I am thirty-five today but I often find myself answering “thirty-something” because I honestly can’t always remember my age. I know that my height has been the same since fifteen and those fifteen extra pounds could be attributed to three babies (allotted five pounds each).
I love that I can say to my hair stylist “shorter” and wave my hands around as if they are revealing the image in my mind. Other than that, I don’t have to be more descriptive because he has learned that I am indecisive. My mom can vouch, if stuck to decide I might pass an opportunity up all together.

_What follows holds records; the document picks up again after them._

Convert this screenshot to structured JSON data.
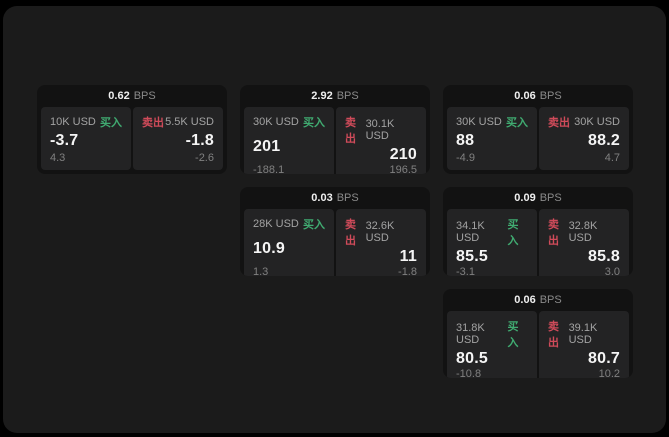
{
  "labels": {
    "buy": "买入",
    "sell": "卖出",
    "unit": "BPS"
  },
  "colors": {
    "page_bg": "#000000",
    "window_bg": "#1b1b1b",
    "card_bg": "#121212",
    "panel_bg": "#232324",
    "text_primary": "#f5f5f5",
    "text_label": "#a3a3a3",
    "text_muted": "#808080",
    "buy_green": "#40ab71",
    "sell_red": "#d04b5a"
  },
  "cards": [
    {
      "bps": "0.62",
      "buy": {
        "amount": "10K USD",
        "value": "-3.7",
        "delta": "4.3"
      },
      "sell": {
        "amount": "5.5K USD",
        "value": "-1.8",
        "delta": "-2.6"
      }
    },
    {
      "bps": "2.92",
      "buy": {
        "amount": "30K USD",
        "value": "201",
        "delta": "-188.1"
      },
      "sell": {
        "amount": "30.1K USD",
        "value": "210",
        "delta": "196.5"
      }
    },
    {
      "bps": "0.06",
      "buy": {
        "amount": "30K USD",
        "value": "88",
        "delta": "-4.9"
      },
      "sell": {
        "amount": "30K USD",
        "value": "88.2",
        "delta": "4.7"
      }
    },
    {
      "bps": "0.03",
      "buy": {
        "amount": "28K USD",
        "value": "10.9",
        "delta": "1.3"
      },
      "sell": {
        "amount": "32.6K USD",
        "value": "11",
        "delta": "-1.8"
      }
    },
    {
      "bps": "0.09",
      "buy": {
        "amount": "34.1K USD",
        "value": "85.5",
        "delta": "-3.1"
      },
      "sell": {
        "amount": "32.8K USD",
        "value": "85.8",
        "delta": "3.0"
      }
    },
    {
      "bps": "0.06",
      "buy": {
        "amount": "31.8K USD",
        "value": "80.5",
        "delta": "-10.8"
      },
      "sell": {
        "amount": "39.1K USD",
        "value": "80.7",
        "delta": "10.2"
      }
    }
  ]
}
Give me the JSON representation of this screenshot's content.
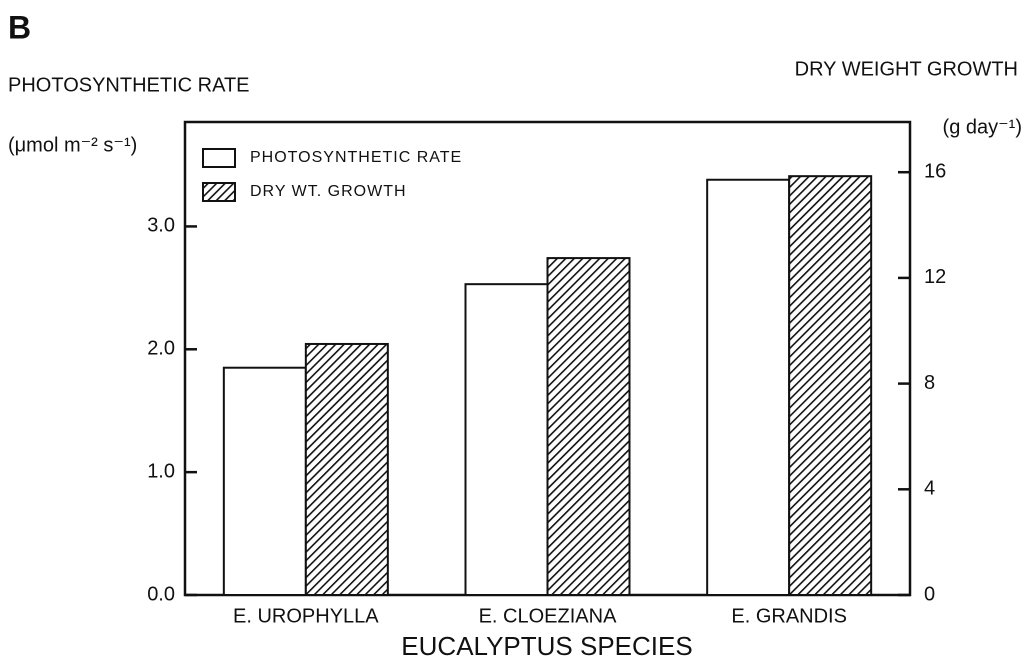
{
  "chart_data": {
    "type": "bar",
    "panel": "B",
    "ylabel": "PHOTOSYNTHETIC RATE",
    "yunit": "(μmol m⁻² s⁻¹)",
    "y2label": "DRY WEIGHT GROWTH",
    "y2unit": "(g day⁻¹)",
    "xlabel": "EUCALYPTUS SPECIES",
    "categories": [
      "E. UROPHYLLA",
      "E. CLOEZIANA",
      "E. GRANDIS"
    ],
    "series": [
      {
        "name": "PHOTOSYNTHETIC RATE",
        "color": "#ffffff",
        "values": [
          1.85,
          2.53,
          3.38
        ]
      },
      {
        "name": "DRY WT. GROWTH",
        "color": "hatched",
        "axis": "y2",
        "values": [
          9.5,
          12.75,
          15.85
        ]
      }
    ],
    "ylim": [
      0,
      3.85
    ],
    "yticks": [
      {
        "value": 0,
        "label": "0.0"
      },
      {
        "value": 1,
        "label": "1.0"
      },
      {
        "value": 2,
        "label": "2.0"
      },
      {
        "value": 3,
        "label": "3.0"
      }
    ],
    "y2lim": [
      0,
      17.9
    ],
    "y2ticks": [
      0,
      4,
      8,
      12,
      16
    ],
    "legend": "upper left"
  }
}
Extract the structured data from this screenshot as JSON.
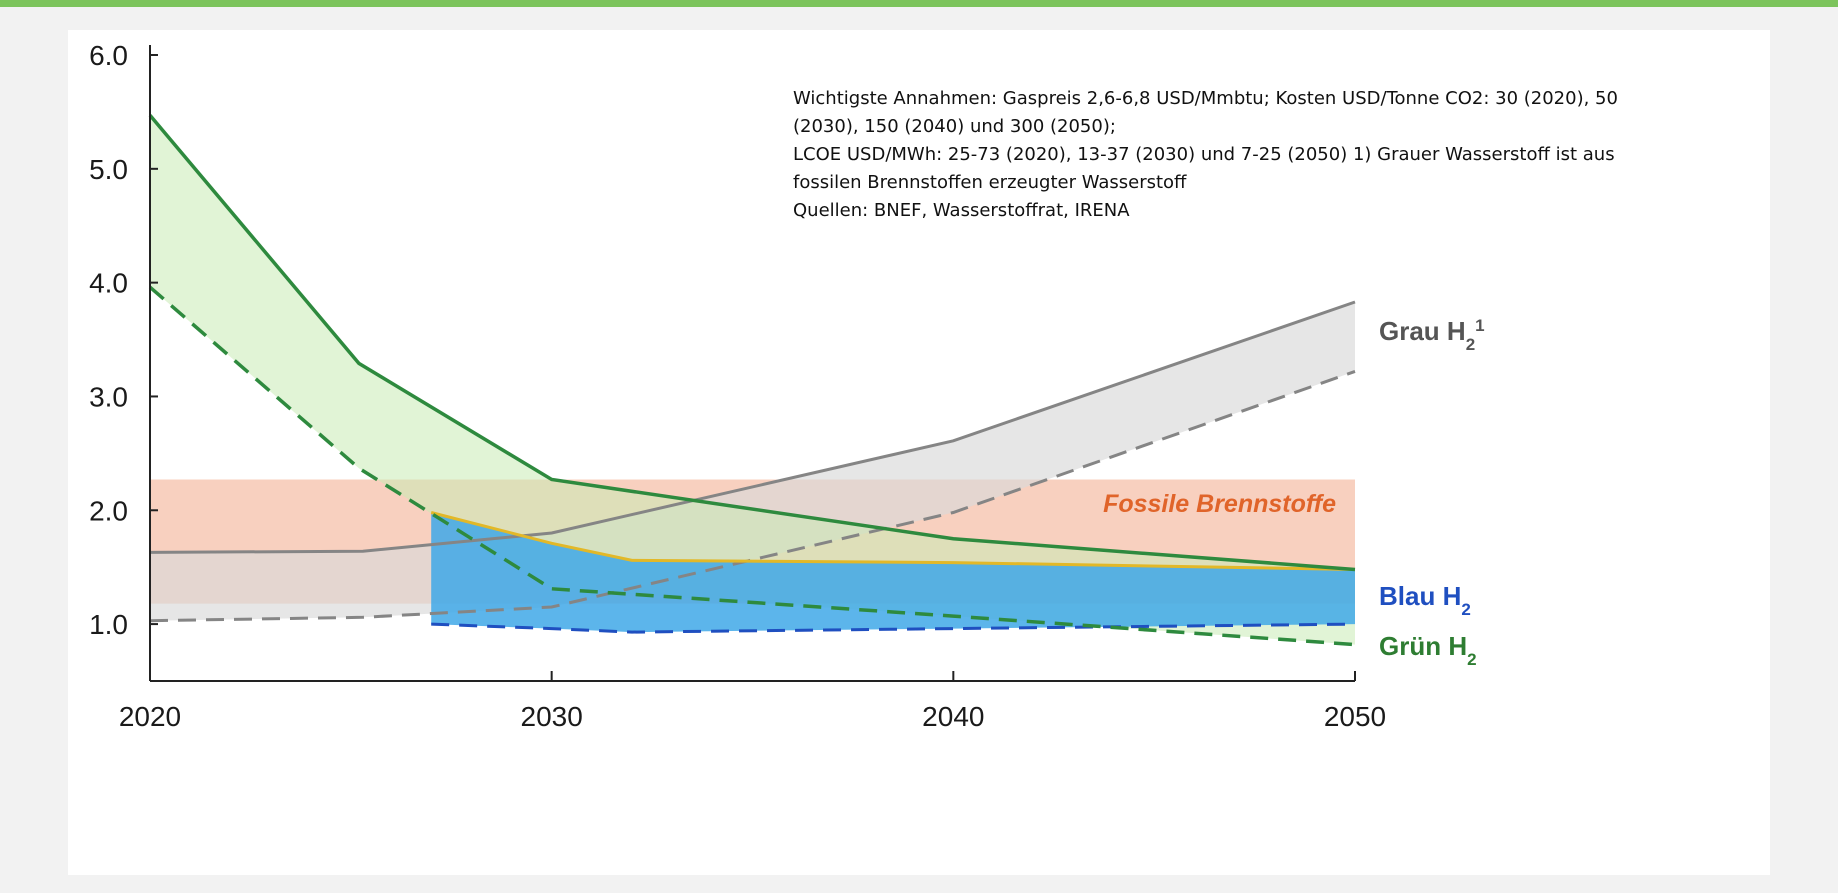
{
  "chart_data": {
    "type": "area",
    "xlim": [
      2020,
      2050
    ],
    "ylim": [
      0.5,
      6.0
    ],
    "x_ticks": [
      "2020",
      "2030",
      "2040",
      "2050"
    ],
    "y_ticks": [
      "1.0",
      "2.0",
      "3.0",
      "4.0",
      "5.0",
      "6.0"
    ],
    "x_tick_values": [
      2020,
      2030,
      2040,
      2050
    ],
    "y_tick_values": [
      1,
      2,
      3,
      4,
      5,
      6
    ],
    "bands": [
      {
        "name": "Fossile Brennstoffe",
        "color": "#f7c8b4",
        "x": [
          2020,
          2050
        ],
        "upper": [
          2.27,
          2.27
        ],
        "lower": [
          1.18,
          1.18
        ]
      },
      {
        "name": "Grau H₂¹",
        "color": "#d8d8d8",
        "line_color": "#858585",
        "x": [
          2020,
          2025.3,
          2030,
          2040,
          2050
        ],
        "upper": [
          1.63,
          1.64,
          1.8,
          2.61,
          3.83
        ],
        "lower": [
          1.03,
          1.06,
          1.15,
          1.98,
          3.22
        ]
      },
      {
        "name": "Blau H₂",
        "color": "#3fa8e8",
        "line_color": "#1f4fc0",
        "edge_color": "#e2b828",
        "x": [
          2027,
          2030,
          2032,
          2040,
          2050
        ],
        "upper": [
          1.98,
          1.71,
          1.56,
          1.54,
          1.48
        ],
        "lower": [
          1.0,
          0.96,
          0.93,
          0.96,
          1.0
        ]
      },
      {
        "name": "Grün H₂",
        "color": "#c9ebb5",
        "line_color": "#2e8a3e",
        "x": [
          2020,
          2025.2,
          2030,
          2040,
          2050
        ],
        "upper": [
          5.47,
          3.29,
          2.27,
          1.75,
          1.48
        ],
        "lower": [
          3.96,
          2.37,
          1.31,
          1.07,
          0.82
        ]
      }
    ],
    "series_labels": {
      "grau": {
        "main": "Grau H",
        "sub": "2",
        "sup": "1",
        "color": "#555555"
      },
      "blau": {
        "main": "Blau H",
        "sub": "2",
        "color": "#1f4fc0"
      },
      "gruen": {
        "main": "Grün H",
        "sub": "2",
        "color": "#2e7d32"
      },
      "fossil": {
        "main": "Fossile Brennstoffe",
        "color": "#e0642a"
      }
    },
    "annotation": [
      "Wichtigste Annahmen: Gaspreis 2,6-6,8 USD/Mmbtu; Kosten USD/Tonne CO2: 30 (2020), 50",
      "(2030), 150 (2040) und 300 (2050);",
      "LCOE USD/MWh: 25-73 (2020), 13-37 (2030) und 7-25 (2050) 1) Grauer Wasserstoff ist aus",
      "fossilen Brennstoffen erzeugter Wasserstoff",
      "Quellen: BNEF, Wasserstoffrat, IRENA"
    ]
  }
}
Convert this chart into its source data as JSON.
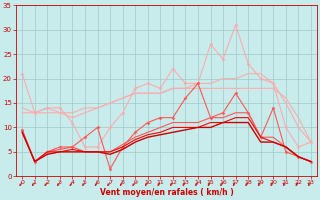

I hate that I catch myself judging people based on their choice of shoes. Flip-flops are everywhere and my kids love them. But are they really shoes?I am afraid of dogs, horses, and volcanoes. None of which are nearby, but I secretly worry they could be or what would happen if they were in closer proximity.
I wish I would have learned earlier in life how fun movie nights are with a projector connected to the computer.
I recently went to the chiropractor for the first time. I didn’t know those sounds could come from my bones.
I love sparkling water, especially as I discover new flavors. Jessica recently introduced me to a coconut sparkling water that I adored.
I forgot I had children with me in the West Elm store today. Luckily, there was an Ice Cream Social that my mom took them to, while I drooled over the furniture and rugs.
I have taken two bags to the thrift store every week this summer. I don’t know if it has made an impact on anyone in my family. But I intend on continuing to purge through our belongings.
I bought two embroidered pillows (inspired by Angela and Ben’s home) that are my motivation to now make my bed, which I haven’t faithfully done since I was seven when my mom taught me how to hide my pillow with a fold in my Strawberry Shortcake bedcover.
I plan every trip our family takes, starting with our honeymoon. I am in the midst of planning our road trip to Salinas and San Francisco next week with points of interest and vegetarian spots to eat at.
I envy people who save money to travel to exotic places. I want my children to see many places and hopefully some of that will be as a family.
I want to be better at meal planning and apologizing. If I could somehow figure out a way to make these two practices my natural response I think life would be increasingly easier.I hope I am raising children who are kind, polite, and forgiving. Lord have mercy.